The film opens with a meteor shower, which provides a spectacle unlike any other seen on Earth. It's also the last thing most human beings ever see, for the flashes in the sky result in total, permanent blindness for any who witness them. Simultaneously, the triffids begin to appear in increasingly vast numbers and wreak havoc on the helpless, blind populace. The film stars Howard Keel, Nicole Maurey, Janina Faye, Kieron Moore, and Janette Scott as survivors who have retained their sight, and are thus among the scant few capable of combating the endlessly multiplying, man-eating plants. While the novel focuses on the bigger picture of survival and restoration of humanity, the movie presents a gritty man-versus-monster (and occasionally man-versus-man) melodrama that holds up reasonably well, even after all these years.

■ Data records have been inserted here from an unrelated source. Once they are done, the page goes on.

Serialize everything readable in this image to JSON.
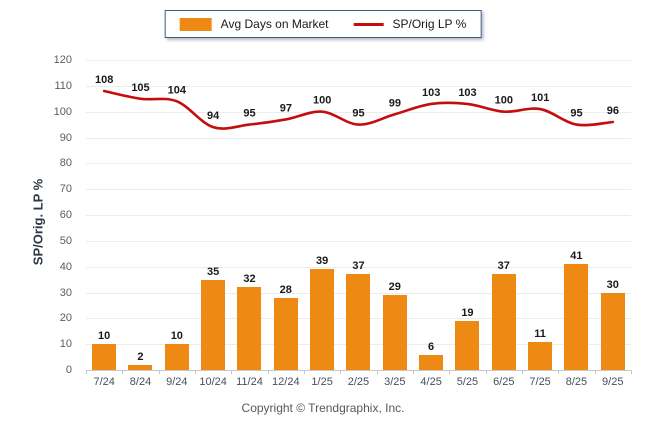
{
  "legend": {
    "items": [
      {
        "label": "Avg Days on Market",
        "swatch": "bar",
        "color": "#ee8a14"
      },
      {
        "label": "SP/Orig LP %",
        "swatch": "line",
        "color": "#c40d0d"
      }
    ]
  },
  "footer": {
    "text": "Copyright © Trendgraphix, Inc."
  },
  "chart_data": {
    "type": "bar",
    "title": "",
    "categories": [
      "7/24",
      "8/24",
      "9/24",
      "10/24",
      "11/24",
      "12/24",
      "1/25",
      "2/25",
      "3/25",
      "4/25",
      "5/25",
      "6/25",
      "7/25",
      "8/25",
      "9/25"
    ],
    "series": [
      {
        "name": "Avg Days on Market",
        "type": "bar",
        "color": "#ee8a14",
        "values": [
          10,
          2,
          10,
          35,
          32,
          28,
          39,
          37,
          29,
          6,
          19,
          37,
          11,
          41,
          30
        ]
      },
      {
        "name": "SP/Orig LP %",
        "type": "line",
        "color": "#c40d0d",
        "values": [
          108,
          105,
          104,
          94,
          95,
          97,
          100,
          95,
          99,
          103,
          103,
          100,
          101,
          95,
          96
        ]
      }
    ],
    "xlabel": "",
    "ylabel": "SP/Orig. LP %",
    "ylim": [
      0,
      120
    ],
    "yticks": [
      0,
      10,
      20,
      30,
      40,
      50,
      60,
      70,
      80,
      90,
      100,
      110,
      120
    ],
    "grid": true,
    "legend_position": "top-center",
    "value_labels": true,
    "colors": {
      "grid": "#ececec",
      "axis": "#c9c9c9",
      "tick_text": "#5c5c5c",
      "value_text": "#1a1a1a",
      "legend_border": "#3e5c7e"
    }
  }
}
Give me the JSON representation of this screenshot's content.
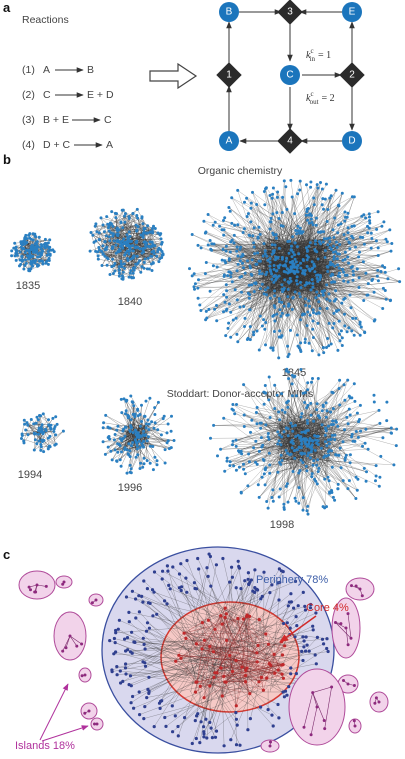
{
  "panel_a": {
    "label": "a",
    "reactions_title": "Reactions",
    "reactions": [
      {
        "num": "(1)",
        "lhs": "A",
        "rhs": "B"
      },
      {
        "num": "(2)",
        "lhs": "C",
        "rhs": "E + D"
      },
      {
        "num": "(3)",
        "lhs": "B + E",
        "rhs": "C"
      },
      {
        "num": "(4)",
        "lhs": "D + C",
        "rhs": "A"
      }
    ],
    "chemical_nodes": [
      "B",
      "E",
      "C",
      "A",
      "D"
    ],
    "reaction_nodes": [
      "1",
      "2",
      "3",
      "4"
    ],
    "k_in_symbol": "k",
    "k_in_super": "c",
    "k_in_sub": "in",
    "k_in_value": "= 1",
    "k_out_symbol": "k",
    "k_out_super": "c",
    "k_out_sub": "out",
    "k_out_value": "= 2"
  },
  "panel_b": {
    "label": "b",
    "organic_title": "Organic chemistry",
    "organic_years": [
      "1835",
      "1840",
      "1845"
    ],
    "stoddart_title": "Stoddart: Donor-acceptor MIMs",
    "stoddart_years": [
      "1994",
      "1996",
      "1998"
    ]
  },
  "panel_c": {
    "label": "c",
    "periphery_label": "Periphery 78%",
    "core_label": "Core 4%",
    "islands_label": "Islands 18%"
  },
  "colors": {
    "chem_node": "#1b75bc",
    "reaction_node": "#2b2b2b",
    "network_node": "#2a7fc1",
    "periphery_fill": "#d9d8ee",
    "periphery_stroke": "#3a4fa0",
    "core_fill": "#f6c9c6",
    "core_stroke": "#d63a32",
    "island_fill": "#f2d3ea",
    "island_stroke": "#b04b9a",
    "periphery_text": "#3d5ea8",
    "core_text": "#d12a2a",
    "islands_text": "#b0319c"
  }
}
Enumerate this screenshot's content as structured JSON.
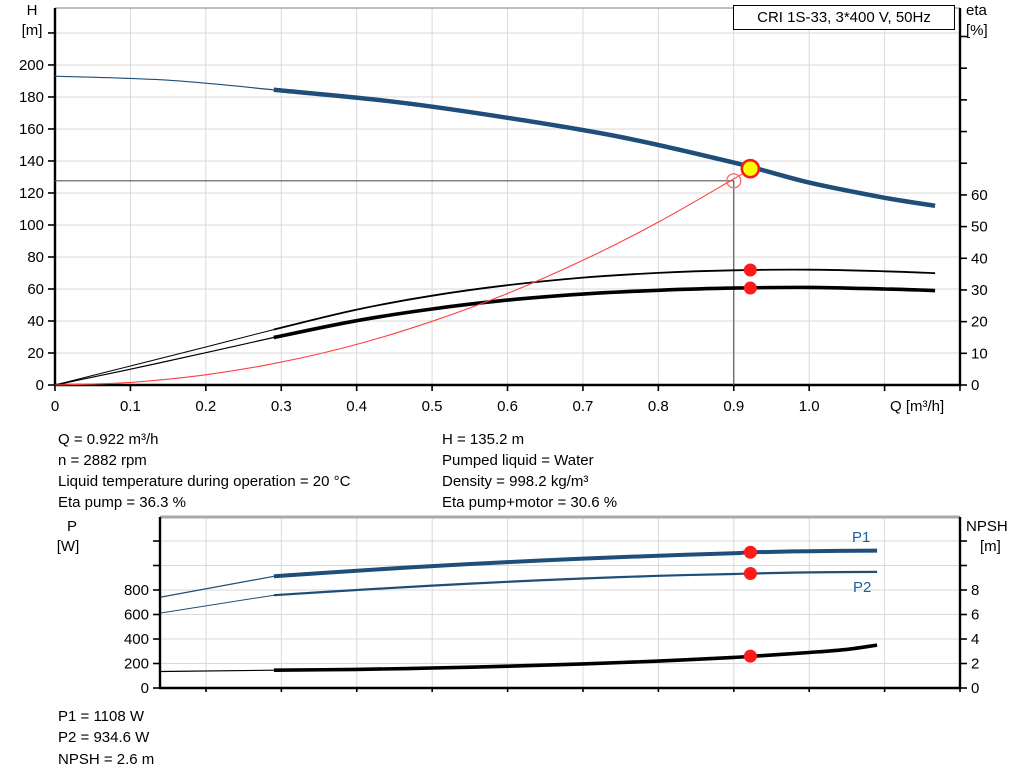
{
  "title_box": {
    "label": "CRI 1S-33, 3*400 V, 50Hz"
  },
  "axis_labels": {
    "h": "H",
    "h_unit": "[m]",
    "eta": "eta",
    "eta_unit": "[%]",
    "q": "Q [m³/h]",
    "p": "P",
    "p_unit": "[W]",
    "npsh": "NPSH",
    "npsh_unit": "[m]"
  },
  "curve_labels": {
    "p1": "P1",
    "p2": "P2"
  },
  "annotations": {
    "top_left": [
      "Q = 0.922 m³/h",
      "n = 2882 rpm",
      "Liquid temperature during operation = 20 °C",
      "Eta pump = 36.3 %"
    ],
    "top_right": [
      "H = 135.2 m",
      "Pumped liquid = Water",
      "Density = 998.2 kg/m³",
      "Eta pump+motor = 30.6 %"
    ],
    "bottom": [
      "P1 = 1108 W",
      "P2 = 934.6 W",
      "NPSH = 2.6 m"
    ]
  },
  "colors": {
    "curve_blue": "#1f4e79",
    "curve_black": "#000000",
    "system_red": "#ff4040",
    "marker_red": "#ff1a1a",
    "marker_yellow": "#ffff00",
    "marker_open_red": "#ff7070",
    "label_blue": "#1f5c9e",
    "grid": "#d9d9d9",
    "crosshair": "#595959",
    "border_gray": "#a9a9a9",
    "axis_black": "#000000"
  },
  "chart_data": [
    {
      "type": "line",
      "name": "head-efficiency-chart",
      "title": "CRI 1S-33, 3*400 V, 50Hz",
      "x_axis": {
        "label": "Q [m³/h]",
        "min": 0,
        "max": 1.2,
        "tick_step": 0.1,
        "tick_labels": [
          "0",
          "0.1",
          "0.2",
          "0.3",
          "0.4",
          "0.5",
          "0.6",
          "0.7",
          "0.8",
          "0.9",
          "1.0"
        ]
      },
      "y_left": {
        "label": "H [m]",
        "min": 0,
        "max": 235.6,
        "tick_step": 20,
        "tick_labels": [
          "0",
          "20",
          "40",
          "60",
          "80",
          "100",
          "120",
          "140",
          "160",
          "180",
          "200"
        ]
      },
      "y_right": {
        "label": "eta [%]",
        "min": 0,
        "max": 119,
        "tick_step": 10,
        "tick_labels": [
          "0",
          "10",
          "20",
          "30",
          "40",
          "50",
          "60"
        ]
      },
      "legend": "none",
      "grid": true,
      "crosshair": {
        "q": 0.9,
        "value": 127.6,
        "axis": "left"
      },
      "series": [
        {
          "name": "pump-curve-h",
          "axis": "left",
          "color": "#1f4e79",
          "split": 0.29,
          "w_thin": 1.2,
          "w_thick": 4.5,
          "points": [
            [
              0,
              193
            ],
            [
              0.15,
              190.5
            ],
            [
              0.29,
              184.5
            ],
            [
              0.45,
              177
            ],
            [
              0.6,
              167
            ],
            [
              0.75,
              155
            ],
            [
              0.9,
              139
            ],
            [
              1.0,
              126.5
            ],
            [
              1.1,
              117
            ],
            [
              1.167,
              112
            ]
          ]
        },
        {
          "name": "eta-pump-curve",
          "axis": "right",
          "color": "#000000",
          "split": 0.29,
          "w_thin": 1,
          "w_thick": 1.8,
          "points": [
            [
              0,
              0
            ],
            [
              0.1,
              6
            ],
            [
              0.2,
              12
            ],
            [
              0.29,
              17.5
            ],
            [
              0.4,
              23.8
            ],
            [
              0.5,
              28.2
            ],
            [
              0.6,
              31.5
            ],
            [
              0.7,
              33.9
            ],
            [
              0.8,
              35.4
            ],
            [
              0.9,
              36.2
            ],
            [
              1.0,
              36.4
            ],
            [
              1.1,
              35.9
            ],
            [
              1.167,
              35.3
            ]
          ]
        },
        {
          "name": "eta-pump-motor-curve",
          "axis": "right",
          "color": "#000000",
          "split": 0.29,
          "w_thin": 1.2,
          "w_thick": 3.6,
          "points": [
            [
              0,
              0
            ],
            [
              0.1,
              5
            ],
            [
              0.2,
              10.2
            ],
            [
              0.29,
              15
            ],
            [
              0.4,
              20.3
            ],
            [
              0.5,
              24
            ],
            [
              0.6,
              26.8
            ],
            [
              0.7,
              28.7
            ],
            [
              0.8,
              29.9
            ],
            [
              0.9,
              30.6
            ],
            [
              1.0,
              30.8
            ],
            [
              1.1,
              30.3
            ],
            [
              1.167,
              29.8
            ]
          ]
        },
        {
          "name": "system-curve",
          "axis": "left",
          "color": "#ff4040",
          "split": null,
          "w": 1.1,
          "points": [
            [
              0,
              0
            ],
            [
              0.1,
              1.6
            ],
            [
              0.2,
              6.4
            ],
            [
              0.3,
              14.3
            ],
            [
              0.4,
              25.4
            ],
            [
              0.5,
              39.8
            ],
            [
              0.6,
              57.2
            ],
            [
              0.7,
              77.9
            ],
            [
              0.8,
              101.8
            ],
            [
              0.9,
              128.8
            ],
            [
              0.922,
              135.2
            ]
          ]
        }
      ],
      "markers": [
        {
          "name": "duty-point-circle",
          "style": "open",
          "axis": "left",
          "q": 0.9,
          "value": 127.6
        },
        {
          "name": "operating-point-marker",
          "style": "yellow",
          "axis": "left",
          "q": 0.922,
          "value": 135.2
        },
        {
          "name": "eta-pump-point",
          "style": "red",
          "axis": "right",
          "q": 0.922,
          "value": 36.3
        },
        {
          "name": "eta-pump-motor-point",
          "style": "red",
          "axis": "right",
          "q": 0.922,
          "value": 30.6
        }
      ]
    },
    {
      "type": "line",
      "name": "power-npsh-chart",
      "x_axis": {
        "label": "",
        "min": 0.139,
        "max": 1.2,
        "tick_step": 0.1,
        "tick_labels": []
      },
      "y_left": {
        "label": "P [W]",
        "min": 0,
        "max": 1396,
        "tick_step": 200,
        "tick_labels": [
          "0",
          "200",
          "400",
          "600",
          "800"
        ]
      },
      "y_right": {
        "label": "NPSH [m]",
        "min": 0,
        "max": 13.96,
        "tick_step": 2,
        "tick_labels": [
          "0",
          "2",
          "4",
          "6",
          "8"
        ]
      },
      "legend": "inline-labels",
      "grid": true,
      "series": [
        {
          "name": "p1-curve",
          "axis": "left",
          "color": "#1f4e79",
          "split": 0.29,
          "w_thin": 1.2,
          "w_thick": 4,
          "points": [
            [
              0.14,
              742
            ],
            [
              0.29,
              912
            ],
            [
              0.4,
              958
            ],
            [
              0.5,
              995
            ],
            [
              0.6,
              1028
            ],
            [
              0.7,
              1056
            ],
            [
              0.8,
              1080
            ],
            [
              0.9,
              1100
            ],
            [
              0.922,
              1108
            ],
            [
              1.0,
              1117
            ],
            [
              1.09,
              1122
            ]
          ]
        },
        {
          "name": "p2-curve",
          "axis": "left",
          "color": "#1f4e79",
          "split": 0.29,
          "w_thin": 1,
          "w_thick": 2.2,
          "points": [
            [
              0.14,
              612
            ],
            [
              0.29,
              758
            ],
            [
              0.4,
              800
            ],
            [
              0.5,
              836
            ],
            [
              0.6,
              867
            ],
            [
              0.7,
              894
            ],
            [
              0.8,
              916
            ],
            [
              0.9,
              931
            ],
            [
              0.922,
              934.6
            ],
            [
              1.0,
              944
            ],
            [
              1.09,
              948
            ]
          ]
        },
        {
          "name": "npsh-curve",
          "axis": "right",
          "color": "#000000",
          "split": 0.29,
          "w_thin": 1.2,
          "w_thick": 3.6,
          "points": [
            [
              0.14,
              1.35
            ],
            [
              0.29,
              1.45
            ],
            [
              0.4,
              1.52
            ],
            [
              0.5,
              1.63
            ],
            [
              0.6,
              1.78
            ],
            [
              0.7,
              1.97
            ],
            [
              0.8,
              2.2
            ],
            [
              0.9,
              2.5
            ],
            [
              0.922,
              2.58
            ],
            [
              1.0,
              2.9
            ],
            [
              1.05,
              3.15
            ],
            [
              1.09,
              3.5
            ]
          ]
        }
      ],
      "markers": [
        {
          "name": "p1-point",
          "style": "red",
          "axis": "left",
          "q": 0.922,
          "value": 1108
        },
        {
          "name": "p2-point",
          "style": "red",
          "axis": "left",
          "q": 0.922,
          "value": 934.6
        },
        {
          "name": "npsh-point",
          "style": "red",
          "axis": "right",
          "q": 0.922,
          "value": 2.6
        }
      ]
    }
  ]
}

I have never seen either of the more recent adaptations (1981 and 2009, respectively), which are reputed to more closely follow the novel, but I do anticipate remedying this situation. I'm also rather keen on reading Simon Clark's Night of the Triffids, a sequel that takes place 25 years after the events of the original. For tonight, I have very happily revisited a memorable childhood fear-ground.
|Day of the Triffids stars Howard Keel, Janina Faye, and Nicole Maurey
|A triffid menaces Janette Scott, who screams through most of the film.
|Howard Keel gives triffids some what for with a makeshift flamethrower.